COVID-19 and Wildfire—the Emerging Issues
Published: 5/19/2020
Author: Chief Kim Zagaris, WFCA Wildfire Policy and Technology Advisor

COVID-19 has produced an unprecedented series of new issues for the fire service. It has impacted daily operations in numerous ways, from the necessity of crews to be outfitted in PPE for all calls, to the serious potential of additional operational burden due to quarantined crews. Wildfire season is here, and the idea of running a wildland fire camp in light of COVID has created a series of real issues for federal, state and local agencies. 

To track the conversation and offer real solutions to help the fire service, Intterra and the Western Fire Chiefs Association (WFCA), have come together to produce a series of webinars (register here) focused on COVID-19 and wildfire. These roundtable discussions will be candid, focusing on the issues and guidance circulating throughout the fire service. Real-world experience, insights, and lessons learned will be discussed throughout the series as we navigate these unfamiliar times together. 

As agencies balance wildfires and the worldwide pandemic—public health remains of the utmost concern. Fire departments are rapidly becoming public health entities, further straining an already limited workforce. These unprecedented challenges will require effective application of technology, optimization of risk-based protocols along with proper facilitation of incident response strategies and tactics to accomplish our mission. It’s a multi-hazard environment like we’ve never seen before. 

The Fire Service worldwide will face broad challenges during the 2020 Wildfire season. A few examples: 

  • How we minimize COVID-19 exposure among our firefighters while protecting communities from smoke and fire-related concerns
  • Addressing the potential for augmented staffing needs will advance training requirements and the need for rapid situational awareness and pre-briefing   
  • COVID-19 presents new challenges for safe, effective mobilization & de-mobilization
  • Committing resources toward protecting life, property, and public infrastructures only when there's a reasonable expectation of success 
  • Evacuation protocols will take on a whole new level of complexity, emphasizing the importance of pre-planning, awareness and collaboration with our partners 
  • Incident management teams may already be assigned to address COVID-19 issues leaving limited resources for wildfire response
  • Fire personnel teams must balance COVID-19 and wildfire tasks to perform mission tasks while managing social distancing guidelines

We must find ways to minimize exposure risk while still ensuring public safety. Although challenging times lie ahead as a community, we’re continuing to evolve, learn, and adapt moving forward. 

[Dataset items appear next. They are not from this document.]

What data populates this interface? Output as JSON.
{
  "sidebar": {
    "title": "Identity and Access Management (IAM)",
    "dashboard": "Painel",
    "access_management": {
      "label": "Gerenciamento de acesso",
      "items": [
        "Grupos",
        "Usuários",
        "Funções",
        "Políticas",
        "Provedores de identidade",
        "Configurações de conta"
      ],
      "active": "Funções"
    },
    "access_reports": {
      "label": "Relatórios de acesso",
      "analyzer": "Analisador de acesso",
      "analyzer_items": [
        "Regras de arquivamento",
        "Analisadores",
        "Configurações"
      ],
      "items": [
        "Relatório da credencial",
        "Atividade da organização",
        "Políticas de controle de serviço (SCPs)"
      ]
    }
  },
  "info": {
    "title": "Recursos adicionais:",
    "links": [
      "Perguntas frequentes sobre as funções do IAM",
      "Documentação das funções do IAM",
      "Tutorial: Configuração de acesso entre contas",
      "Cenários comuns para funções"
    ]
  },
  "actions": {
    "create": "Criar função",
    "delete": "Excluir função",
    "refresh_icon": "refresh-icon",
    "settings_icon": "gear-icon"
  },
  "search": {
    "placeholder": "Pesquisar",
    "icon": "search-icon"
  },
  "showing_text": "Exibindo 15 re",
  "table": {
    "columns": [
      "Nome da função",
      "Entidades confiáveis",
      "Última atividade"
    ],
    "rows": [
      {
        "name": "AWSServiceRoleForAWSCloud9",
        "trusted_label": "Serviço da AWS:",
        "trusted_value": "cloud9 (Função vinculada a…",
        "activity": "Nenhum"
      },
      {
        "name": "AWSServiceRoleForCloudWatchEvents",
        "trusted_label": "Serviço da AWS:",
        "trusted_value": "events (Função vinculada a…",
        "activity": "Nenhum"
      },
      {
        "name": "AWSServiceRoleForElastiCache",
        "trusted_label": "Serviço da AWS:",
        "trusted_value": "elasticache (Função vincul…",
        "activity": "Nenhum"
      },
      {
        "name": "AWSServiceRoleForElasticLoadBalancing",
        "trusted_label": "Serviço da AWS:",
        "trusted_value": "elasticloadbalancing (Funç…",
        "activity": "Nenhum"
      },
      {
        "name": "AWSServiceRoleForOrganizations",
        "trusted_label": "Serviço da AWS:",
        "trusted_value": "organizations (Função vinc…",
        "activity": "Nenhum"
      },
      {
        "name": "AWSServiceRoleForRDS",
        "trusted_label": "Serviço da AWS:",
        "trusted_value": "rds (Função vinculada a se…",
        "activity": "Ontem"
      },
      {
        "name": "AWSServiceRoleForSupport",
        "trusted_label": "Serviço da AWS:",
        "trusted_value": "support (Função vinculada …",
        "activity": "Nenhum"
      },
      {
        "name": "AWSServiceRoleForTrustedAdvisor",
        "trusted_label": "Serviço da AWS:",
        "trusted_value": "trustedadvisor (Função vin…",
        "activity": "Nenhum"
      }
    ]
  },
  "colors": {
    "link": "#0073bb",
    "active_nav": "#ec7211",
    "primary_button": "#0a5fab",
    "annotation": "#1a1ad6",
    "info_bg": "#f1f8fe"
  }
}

Preparation, Response & Recovery
Under these new circumstances, there will be significant additional friction and time lag in our ability to respond to and create a positive impact on the effects of a wildfire on our communities. As a fire service, we must radically review what, how and when we make decisions. 

Our traditional trigger points for mitigation needs, community warnings, evacuations and even PSPS notification may no longer suit our needs. Additionally, one need only watch the evening news or spend a few minutes on social media to clearly understand that the public is already enduring significant emotional impact from COVID—we should expect them to react differently to our outreach and be prepared accordingly. 

The mobilization and de-mobilization of our assets and personnel will have to change, and we must consider the potential impact that has on our response capacity and capability. Huddling together in the early morning hours around the command vehicle while maintaining social distancing, passing maps and assignment documents or IAP’s out, or even communicating the weather forecast will take on a completely different level of complexity. 

By utilizing incident response strategies and tactics, we can help first responders successfully manage wildfires while minimizing virus exposure risks. And, by effectively leveraging technology, we have the opportunity to significantly reduce risks to front-line personnel which improves response capabilities.

Some thoughts to consider as we move into this fire season:

  • Community mitigation efforts will be impacted; we must account for this in our preparation and response efforts
  • Be prepared to maximize utilization of aerial resources—the value of aviation assets not only during extended attack, but during initial attack can not only provide improved real-time situational awareness but have been proven to minimize acre-loss. This data should be shared widely.
  • Agencies should develop quarantine planning procedures in case of employees contracting or exposing others to the COVID-19 virus
  • We must be cognizant of the fact that we are in unfamiliar territory, and thus be open to considering new ideas and ways of thinking to effectively achieve the mission
  • What are the unforeseen challenges we could face, and more importantly, how do we share our lessons learned widely and quickly for others to adapt?

Closing Thoughts
Protecting the health and safety of both the public and our firefighters remains at the forefront of our minds. As we carry out our core wildfire mission responsibilities, we must continually assess risks and identify innovative ways to handle different scenarios as they present themselves. We can’t be fully prepared for such an unknown environment and as such, we have to be open-minded to different ideas and innovative approaches while leveraging the experiences of our past. Achieving our mission objectives will become increasingly reliant on our ability to have effective interagency coordination, collaboration and will stand firmly on the foundation of the relationships we’ve built.